「我没去过,不认识路啊。」汪孟涵关掉电视,神情颇为苦恼。
「我画地图给妳。」苏思桃拉长了脸。「她常做衣服给妳们姊妹,妳不在家就算了,在家也不下楼跟人家问好,别人会说闲话的,知不知道?」
「可是我不知道要跟她讲什么。」汪孟涵说出顾虑,「而且去她家,我就会看到莫允谦,他很讨厌我。」
自那晚冷战到现在,他们没有再联系过。
「你们闹不合也不是这两天的事,东西送到就好,我又没教妳跟他联络感情。哪,记得拿去啊,早去早回。」苏思桃交代完后便牵着小儿子出门了。
妈妈说的话她不敢不听,只好带着复杂的心情充当快递送货去。
按图索骥寻着一幢占地宽广、依山傍水、欧风设计的住宅,她这才知道莫家财力之雄厚。
远远看见佟心蔓在花圃前忙碌着,她沿着小坡走上去。
坡道两边也栽种了各色的奇花异卉,让她看得目不转睛。
「阿姨,大门没……有关,我自己进来了。」
佟心蔓浇水浇到一半,听见娇细的嗓音,她大喜过望地拉着汪孟涵瞧。
「妳是孟涵对不对?声音没什么变呢!哇,妳都长这么大了,要见上妳一面好困难喔,只能透过电视看妳。」之前到汪家拜访时,她不是去上课,就是在睡觉,一直无法见到面。
「我妈……妈要我拿蜂蜜给妳,她说喝蜂蜜水可以清……清肠胃。」汪孟涵双手递上蜂蜜,结结巴巴地说。话已带到,她转身要走。
「等一下,孟涵。到屋里坐坐嘛,福婶差不多准备好点心,我们一块儿喝下午茶?」
「我六点要打工。」汪孟涵羞怯地摇摇头。
「还那么久,不会花多少时间的。来来来,别当阿姨是外人。」佟心蔓改用自动洒水装置浇花后,挽着她的手臂进屋。

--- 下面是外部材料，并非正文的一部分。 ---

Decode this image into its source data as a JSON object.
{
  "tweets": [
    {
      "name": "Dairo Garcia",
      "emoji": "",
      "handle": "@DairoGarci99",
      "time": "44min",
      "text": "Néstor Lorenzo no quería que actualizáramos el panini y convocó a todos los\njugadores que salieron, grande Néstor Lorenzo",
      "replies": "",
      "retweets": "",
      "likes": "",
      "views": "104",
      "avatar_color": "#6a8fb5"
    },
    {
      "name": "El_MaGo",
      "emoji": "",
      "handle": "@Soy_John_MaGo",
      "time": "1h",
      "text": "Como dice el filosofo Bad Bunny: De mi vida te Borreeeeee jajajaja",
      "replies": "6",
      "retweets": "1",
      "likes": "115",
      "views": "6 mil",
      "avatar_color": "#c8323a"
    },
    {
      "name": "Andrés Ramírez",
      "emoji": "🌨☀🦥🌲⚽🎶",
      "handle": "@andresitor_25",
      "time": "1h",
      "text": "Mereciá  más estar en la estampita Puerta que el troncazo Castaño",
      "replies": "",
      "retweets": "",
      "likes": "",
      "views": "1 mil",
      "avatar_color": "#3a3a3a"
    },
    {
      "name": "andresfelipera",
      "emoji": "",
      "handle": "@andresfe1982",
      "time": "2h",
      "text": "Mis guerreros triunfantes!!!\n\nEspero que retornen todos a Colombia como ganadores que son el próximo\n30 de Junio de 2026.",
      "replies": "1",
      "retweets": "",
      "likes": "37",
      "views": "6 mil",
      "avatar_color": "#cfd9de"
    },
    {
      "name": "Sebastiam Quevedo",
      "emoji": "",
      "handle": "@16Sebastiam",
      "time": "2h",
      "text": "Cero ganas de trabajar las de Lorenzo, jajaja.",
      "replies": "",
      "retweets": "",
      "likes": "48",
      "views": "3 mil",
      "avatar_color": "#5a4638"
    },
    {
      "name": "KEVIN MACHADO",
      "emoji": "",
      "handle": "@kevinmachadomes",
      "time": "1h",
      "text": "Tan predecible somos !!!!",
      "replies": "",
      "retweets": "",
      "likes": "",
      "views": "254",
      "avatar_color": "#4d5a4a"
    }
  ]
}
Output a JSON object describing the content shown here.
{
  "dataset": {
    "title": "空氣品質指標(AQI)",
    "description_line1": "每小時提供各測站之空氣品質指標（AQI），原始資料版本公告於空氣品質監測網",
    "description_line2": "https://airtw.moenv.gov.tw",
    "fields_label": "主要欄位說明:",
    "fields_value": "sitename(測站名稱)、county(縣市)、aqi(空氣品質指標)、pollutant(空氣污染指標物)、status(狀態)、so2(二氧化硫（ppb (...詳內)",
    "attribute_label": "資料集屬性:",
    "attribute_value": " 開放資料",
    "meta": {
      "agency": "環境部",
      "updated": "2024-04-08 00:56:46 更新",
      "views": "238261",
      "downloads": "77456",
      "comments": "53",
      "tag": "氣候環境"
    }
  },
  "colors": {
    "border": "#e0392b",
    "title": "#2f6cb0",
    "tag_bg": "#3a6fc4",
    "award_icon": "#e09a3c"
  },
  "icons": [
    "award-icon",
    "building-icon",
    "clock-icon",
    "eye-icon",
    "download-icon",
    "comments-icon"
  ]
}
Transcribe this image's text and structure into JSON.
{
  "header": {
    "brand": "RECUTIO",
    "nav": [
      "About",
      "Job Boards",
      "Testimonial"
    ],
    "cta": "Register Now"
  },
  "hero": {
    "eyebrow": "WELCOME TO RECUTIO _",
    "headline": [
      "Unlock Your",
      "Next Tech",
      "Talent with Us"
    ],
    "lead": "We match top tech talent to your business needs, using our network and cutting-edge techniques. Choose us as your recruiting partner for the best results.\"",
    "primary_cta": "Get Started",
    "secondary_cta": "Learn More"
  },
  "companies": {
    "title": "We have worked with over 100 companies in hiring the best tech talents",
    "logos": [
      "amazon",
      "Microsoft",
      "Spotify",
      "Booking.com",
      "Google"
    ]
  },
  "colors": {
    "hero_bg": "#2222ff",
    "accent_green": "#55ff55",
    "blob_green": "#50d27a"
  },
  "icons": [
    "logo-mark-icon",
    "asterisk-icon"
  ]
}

汪孟涵如坐针毡地吃着茶点,佟心蔓又从房里拿出数件成套的粉色系上衣和裙子,笑着道:「年轻女孩最适合这样的颜色了,妳统统带回去吧!」
「不用啦!」汪孟涵赶紧推拒。其实她一直舍不得穿阿姨做的衣眼,家里的那些至今都还是新的。
佟心蔓哪会理她,径自把衣服装进纸袋,放在她身边。
「我不喜欢妳的发型,盖头盖脸的,很没精神呢,把一张清雅的脸蛋都遮住了。」说着,一刻不得闲的佟心蔓把汪孟涵拉进裁缝室。
裁缝室里有一整面墙的穿衣镜,坐在镜前,汪孟涵见佟心蔓拿出一堆剪刀,立即惶恐地抱着头。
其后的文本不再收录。